Tribalism is a cognitive shortcut. Addressing it requires better shortcuts.

Beautiful essay this week by Zeynep on Politico, six paragraphs you should read to become a smarter human. But I just want to point to something in paragraph three very relevant to media literacy:

Deluged by apparent facts, arguments and counterarguments, our brains resort to the most obvious filter, the easiest cognitive shortcut for a social animal: We look to our peers, see what they believe and cheer along.

There’s a nugget in here I wish more people would dig into, and that’s that tribalism is a filter. In many cases, it’s not a bad one. In a perfect world, you’d want to hear from experts who also share the values of your tribe, because decisions sit at the intersection of values, expertise, and experience. Expertise alone, uninformed by relevant values, can be very thin gruel.

In our current situation, of course,  that’s not what’s happening. In a variety of domains, tribalism has become a reality distortion field that prevents us from drawing on relevant expertise at all. But instead of seeing tribalism as an insurmountable force of nature, the better view is to see it as a useful heuristic that has ceased to work in certain situations.

The question is not “can media literacy strategies overcome tribalism?” It can’t be that because tribalism is a media literacy strategy. The question, then, is whether we can provide any strategies quick and efficient enough that they compare favorably to tribalism.

Don’t get me wrong — tribalism is easy and fun, emotionally and socially rewarding. I don’t think you’ll  find a strategy faster than it.
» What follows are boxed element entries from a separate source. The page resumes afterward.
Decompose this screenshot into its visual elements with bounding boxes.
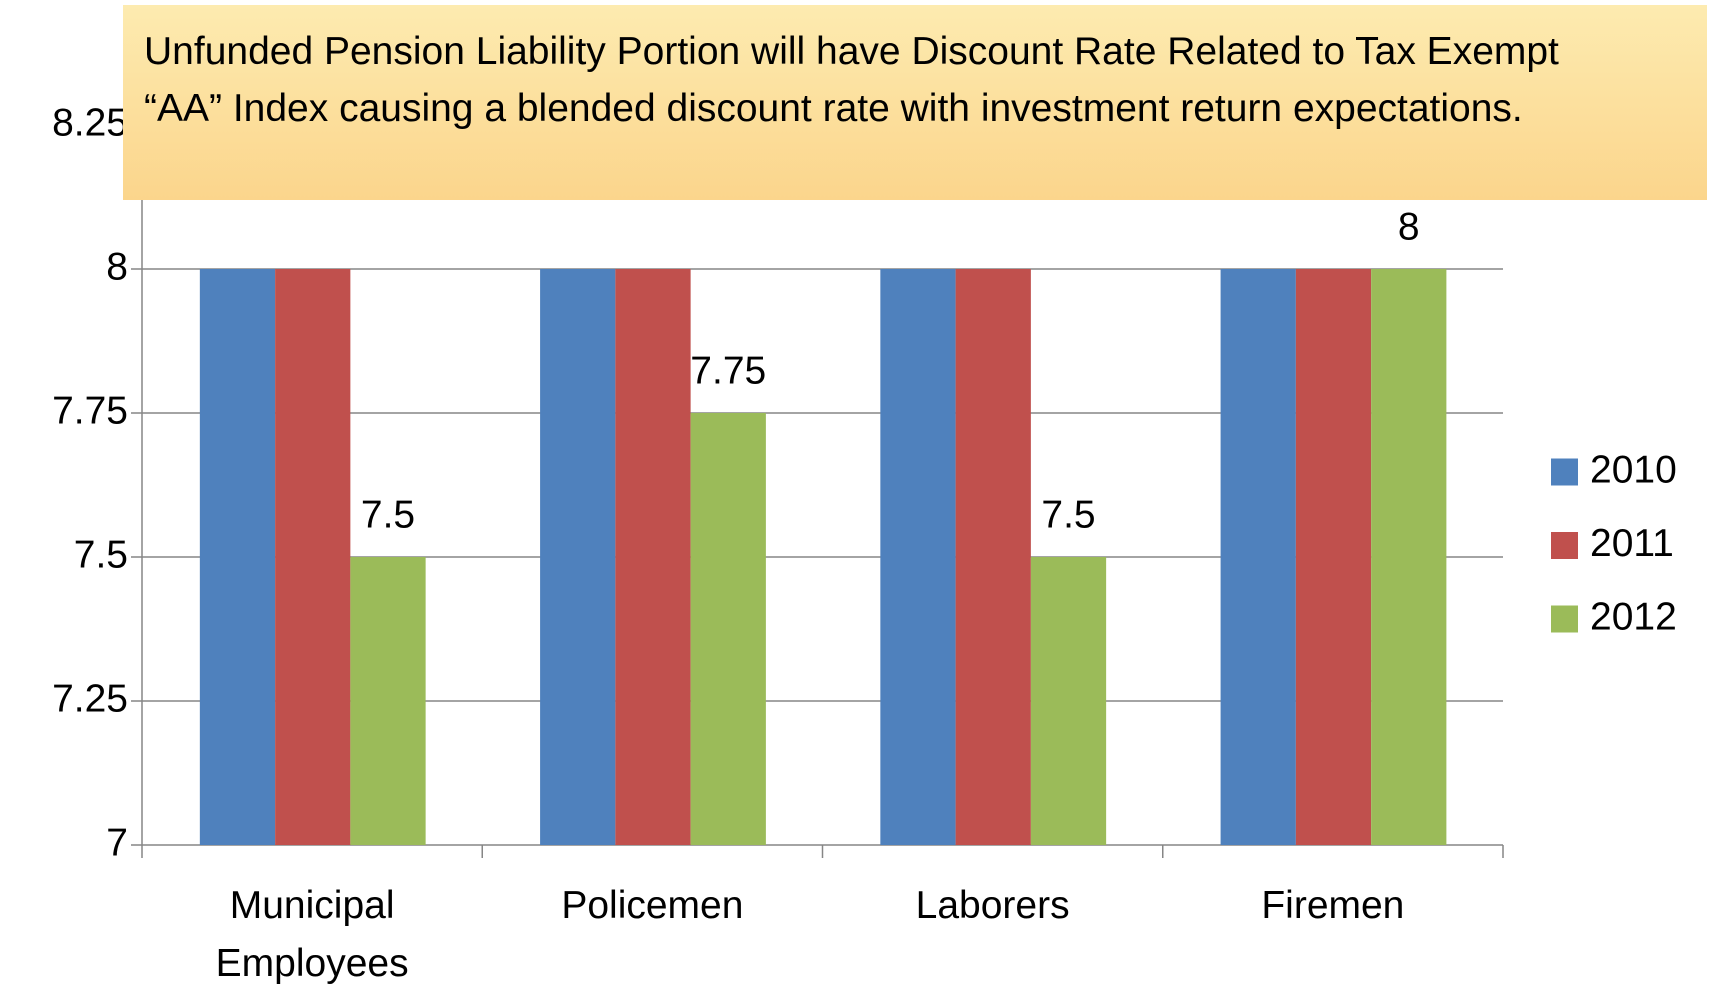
bar — [1030, 557, 1107, 845]
bar — [540, 269, 616, 845]
bar — [199, 269, 276, 845]
annotation: Unfunded Pension Liability Portion will … — [123, 5, 1707, 200]
legend-label: 2011 — [1590, 522, 1674, 565]
bar — [880, 269, 956, 845]
bar — [1295, 269, 1372, 845]
x-tick-label: Policemen — [561, 884, 744, 927]
bar — [615, 269, 691, 845]
legend-swatch — [1551, 605, 1578, 633]
data-label: 7.5 — [361, 493, 415, 536]
y-tick-label: 7 — [106, 821, 128, 864]
bar — [275, 269, 351, 845]
x-tick-label: Laborers — [915, 884, 1070, 927]
data-label: 7.75 — [690, 349, 766, 392]
bar — [1220, 269, 1296, 845]
data-label: 8 — [1398, 205, 1420, 248]
y-tick-label: 7.75 — [52, 389, 128, 432]
bar — [1371, 269, 1447, 845]
bar — [350, 557, 426, 845]
y-tick-label: 8.25 — [52, 101, 128, 144]
x-tick-label: Municipal Employees — [215, 884, 409, 985]
bar — [690, 413, 766, 845]
y-tick-label: 8 — [106, 245, 128, 288]
y-tick-label: 7.5 — [74, 533, 128, 576]
bar — [955, 269, 1031, 845]
legend-swatch — [1551, 532, 1578, 559]
legend-label: 2010 — [1590, 448, 1677, 491]
legend-label: 2012 — [1590, 595, 1677, 638]
legend-swatch — [1551, 458, 1578, 486]
y-tick-label: 7.25 — [52, 677, 128, 720]
data-label: 7.5 — [1041, 493, 1095, 536]
x-tick-label: Firemen — [1261, 884, 1405, 927]
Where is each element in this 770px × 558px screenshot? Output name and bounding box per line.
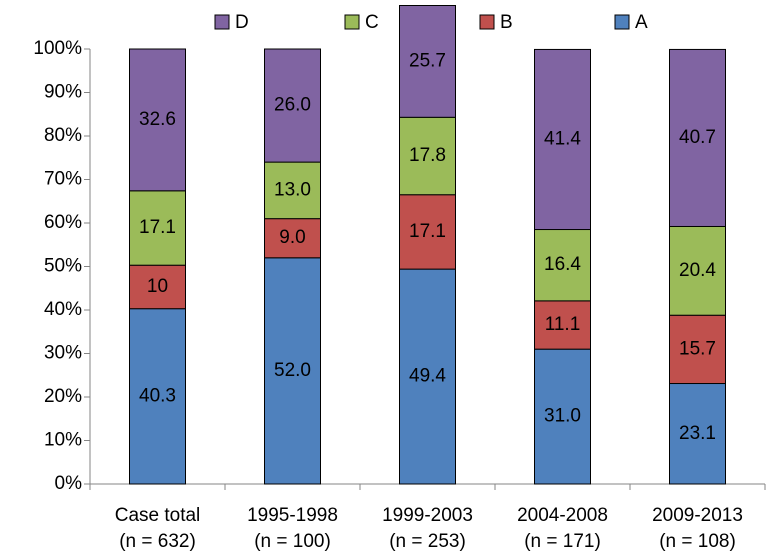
bar-segment [399,194,456,270]
y-tick-label: 90% [44,82,82,103]
legend-swatch [344,14,360,30]
legend-swatch [479,14,495,30]
value-label: 13.0 [274,179,311,200]
x-tick-label: 2004-2008 (n = 171) [517,505,608,552]
x-tick-label: 1999-2003 (n = 253) [382,505,473,552]
legend-swatch [214,14,230,30]
y-tick-label: 100% [33,38,82,59]
bar-segment [669,383,726,485]
value-label: 10 [147,276,168,297]
y-tick-label: 80% [44,125,82,146]
y-tick-label: 10% [44,430,82,451]
bar-segment [399,5,456,118]
bar-segment [264,257,321,485]
value-label: 17.1 [139,217,176,238]
legend-label: C [365,12,379,33]
value-label: 52.0 [274,360,311,381]
value-label: 31.0 [544,406,581,427]
x-tick-label: 1995-1998 (n = 100) [247,505,338,552]
bar-segment [534,348,591,485]
bar-segment [129,48,186,192]
y-tick-label: 20% [44,386,82,407]
value-label: 26.0 [274,95,311,116]
bar-segment [264,161,321,220]
value-label: 40.7 [679,127,716,148]
legend-label: B [500,12,513,33]
value-label: 41.4 [544,128,581,149]
bar-segment [264,48,321,163]
y-tick-label: 0% [55,473,83,494]
y-tick-label: 50% [44,256,82,277]
y-tick-label: 70% [44,169,82,190]
bar-segment [534,300,591,350]
value-label: 25.7 [409,50,446,71]
bar-segment [129,264,186,310]
legend-label: D [235,12,249,33]
y-tick-label: 30% [44,343,82,364]
value-label: 16.4 [544,254,581,275]
value-label: 9.0 [279,227,305,248]
bar-segment [669,314,726,385]
value-label: 17.1 [409,221,446,242]
y-tick-label: 40% [44,299,82,320]
y-tick-label: 60% [44,212,82,233]
bar-segment [399,116,456,196]
value-label: 15.7 [679,338,716,359]
legend-swatch [614,14,630,30]
value-label: 23.1 [679,423,716,444]
value-label: 11.1 [545,314,581,335]
bar-segment [534,48,591,231]
x-tick-label: Case total (n = 632) [115,505,201,552]
legend-label: A [635,12,648,33]
bar-segment [399,268,456,485]
value-label: 32.6 [139,109,176,130]
bar-segment [669,48,726,227]
bar-segment [669,225,726,316]
x-tick-label: 2009-2013 (n = 108) [652,505,743,552]
bar-segment [129,190,186,266]
value-label: 17.8 [409,145,446,166]
value-label: 49.4 [409,366,446,387]
value-label: 40.3 [139,385,176,406]
value-label: 20.4 [679,260,716,281]
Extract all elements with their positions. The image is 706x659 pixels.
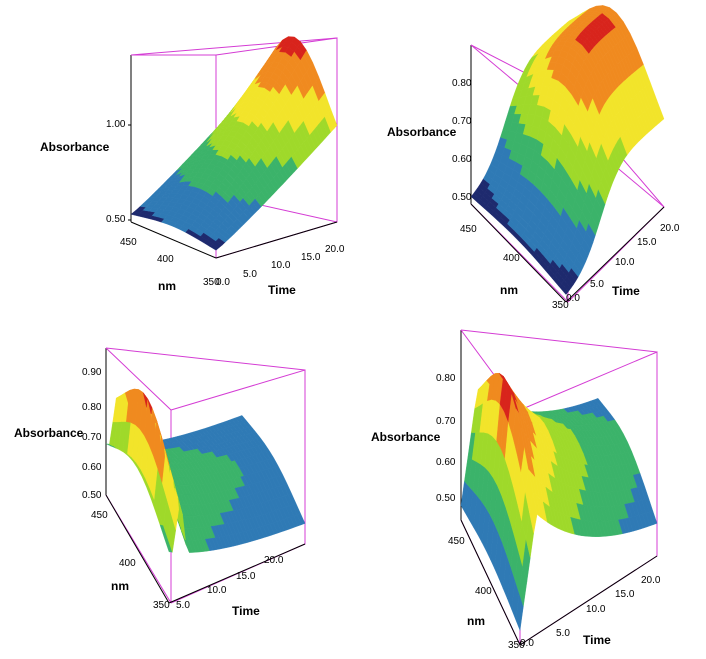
surface-plot-1: 0.50 1.00 450 400 350 0.0 5.0 10.0 15.0 … xyxy=(40,35,345,297)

Zeynep’s point that it’s the “easiest shortcut for a social animal” is right on target.

But if you want to replace it, you have to give students digital literacy strategies that compare favorably to it: ones that are designed to meet this need for quick filtering and evaluation of what reaches us through the stream. It has to be speedy, and it has to be low cognitive effort. It has to be focused less on “Is what I’m reading good?” and more on “Should I give this my attention at all?”

Focus on what tribalism provides people, and we have a chance. Bring a twenty minute checklist to a fast and frugal heuristic fight and the battle is already lost.

P. S. In case people from outside my usual circle read this and say “Oh, but what would such strategies look like?” This is a blog. Go to the main blog page and read appx 100 articles written on this exact topic over the past two years.